We conclude with the Haken Continuum, which was on display amonst the modular madness. Not a new instrument by any means, but one that is always fun to return and play. The control surface feels liquidy and comfortable, but familiar enough for an experienced pianist.
The demo included an iPad synth with a string patch that took advantage of the Continuum’s multi-dimensional degrees of freedom. But sitting among the modular synths, one can contemplate other possibilities. To this end, Haken has introduced the CVC that allows direct analog CV control from the fingerboard without the need for a MIDI converter.
There really was a lot at the show that I couldn’t get to, or did not fit into an article. It can always be a bit overwhelming, but very rewarding. In the end, NAMM visits are always a mixture of wanting the new instruments I see, and reaffirming things I wanted from previous years. I will be working on my list…
Strymon has long been known for their effects pedals, which are highly regarded. Now they have entered into the worked of Eurorack synth modules with the Generalissimo.
The Generalissmo (cute name, by the way) is a four-head tape echo simulator with a range of additional features. The four delay tops can be switched on and off and independently controlled.
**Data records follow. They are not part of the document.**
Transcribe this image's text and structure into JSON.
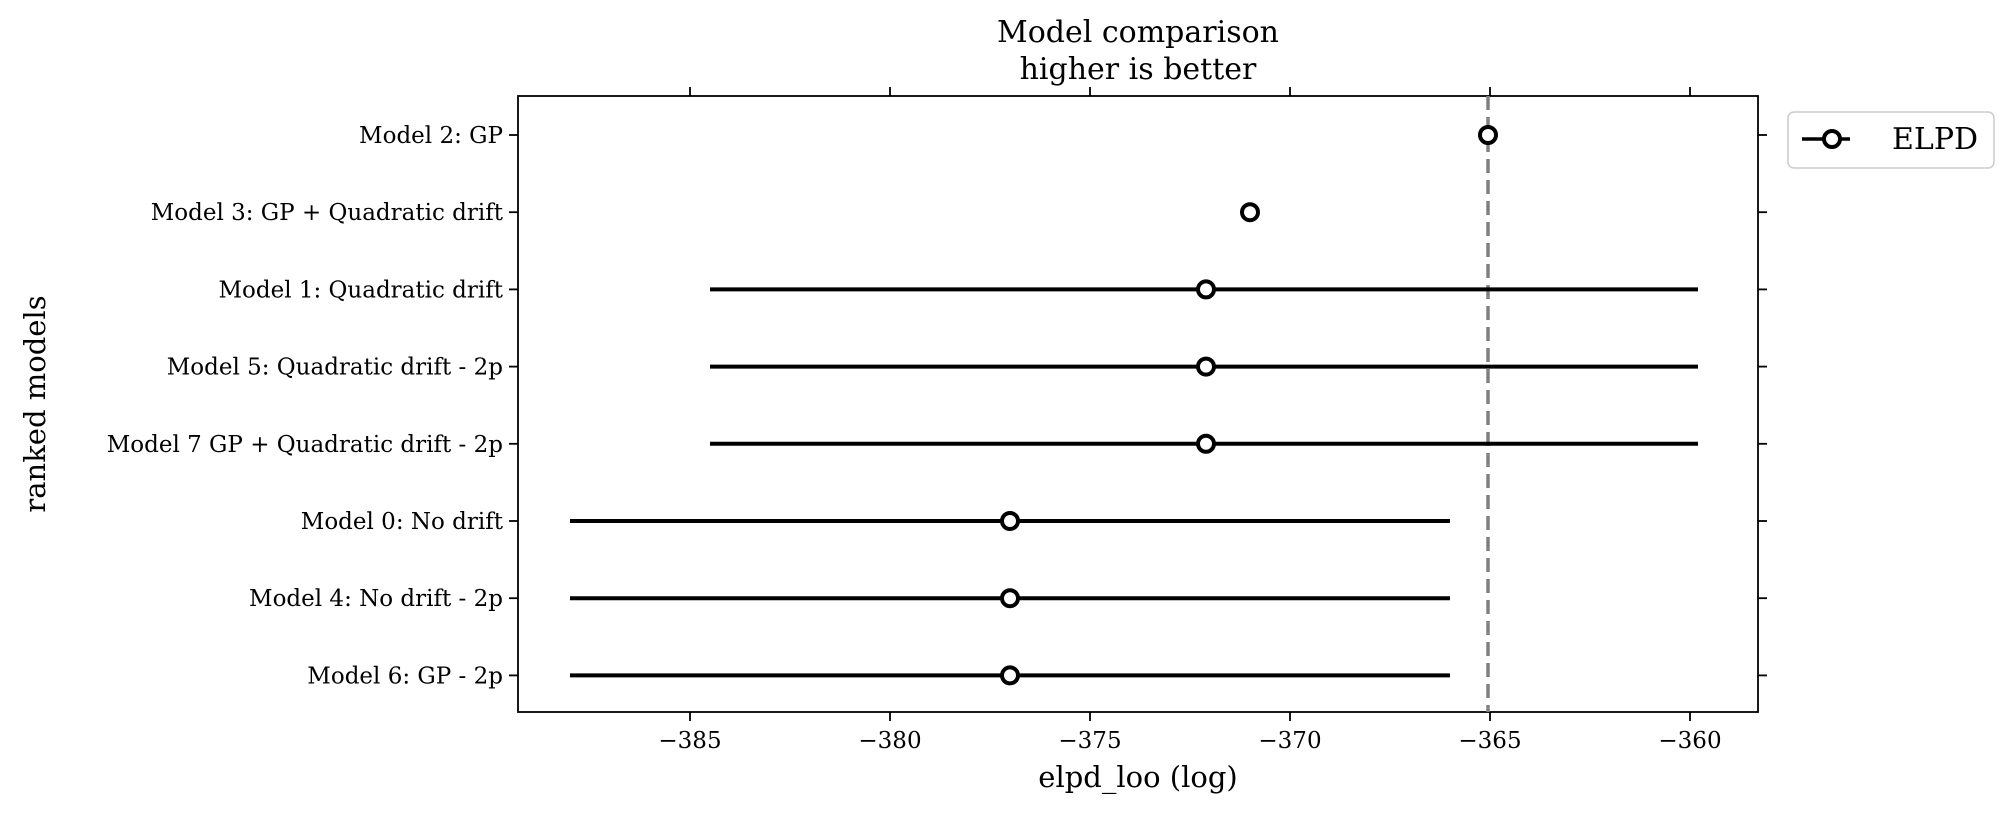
{
  "chart_data": {
    "type": "scatter",
    "title_lines": [
      "Model comparison",
      "higher is better"
    ],
    "xlabel": "elpd_loo (log)",
    "ylabel": "ranked models",
    "xlim": [
      -389.3,
      -358.3
    ],
    "x_ticks": [
      -385,
      -380,
      -375,
      -370,
      -365,
      -360
    ],
    "x_tick_labels": [
      "−385",
      "−380",
      "−375",
      "−370",
      "−365",
      "−360"
    ],
    "categories": [
      "Model 2: GP",
      "Model 3: GP + Quadratic drift",
      "Model 1: Quadratic drift",
      "Model 5: Quadratic drift - 2p",
      "Model 7 GP + Quadratic drift - 2p",
      "Model 0: No drift",
      "Model 4: No drift - 2p",
      "Model 6: GP - 2p"
    ],
    "series": [
      {
        "name": "ELPD",
        "values": [
          -365.05,
          -371.0,
          -372.1,
          -372.1,
          -372.1,
          -377.0,
          -377.0,
          -377.0
        ],
        "intervals": [
          null,
          null,
          [
            -384.5,
            -359.8
          ],
          [
            -384.5,
            -359.8
          ],
          [
            -384.5,
            -359.8
          ],
          [
            -388.0,
            -366.0
          ],
          [
            -388.0,
            -366.0
          ],
          [
            -388.0,
            -366.0
          ]
        ]
      }
    ],
    "reference_line": -365.05,
    "legend_position": "outside-top-right",
    "grid": false,
    "colors": {
      "marker_edge": "#000000",
      "marker_face": "#ffffff",
      "error_bar": "#000000",
      "reference_line": "#808080"
    }
  }
}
There are also independent controls for each tap/head’s playback time. The taps each send an individual clock out, allowing one to drive a sequencer that in turn feeds into the delay unit for interesting rhythmic effects. A clock input allows this all to be controlled externally.
There are additional global controls that affect the quality of the sound, including familiar speed and feedback as well as tape age, crinkle and wow and lutter; and even a separate spring reverb control. Quite a lot in one unit. I wasn’t able to hear the tape age, crinkle and wow&flutter knobs work in the demo, though the main controls worked well and the unit sounded great. It was very smooth and the clock sync is quite a nice touch. There also a “sound-on-sound” mode that turns it into a tape loop simulator, though I wasn’t able to try that out.
An interesting question for me is what this module provides that the combination of a Make Noise Echophon and Phonogene do not (I currently own both of those). Clearly it packs more into one unit, and on the echo side has the four taps. But the clock(s) make be what set it apart musically, as well as the differences in sound characteristics. I hope to see and hear more if this module when it is released later this year.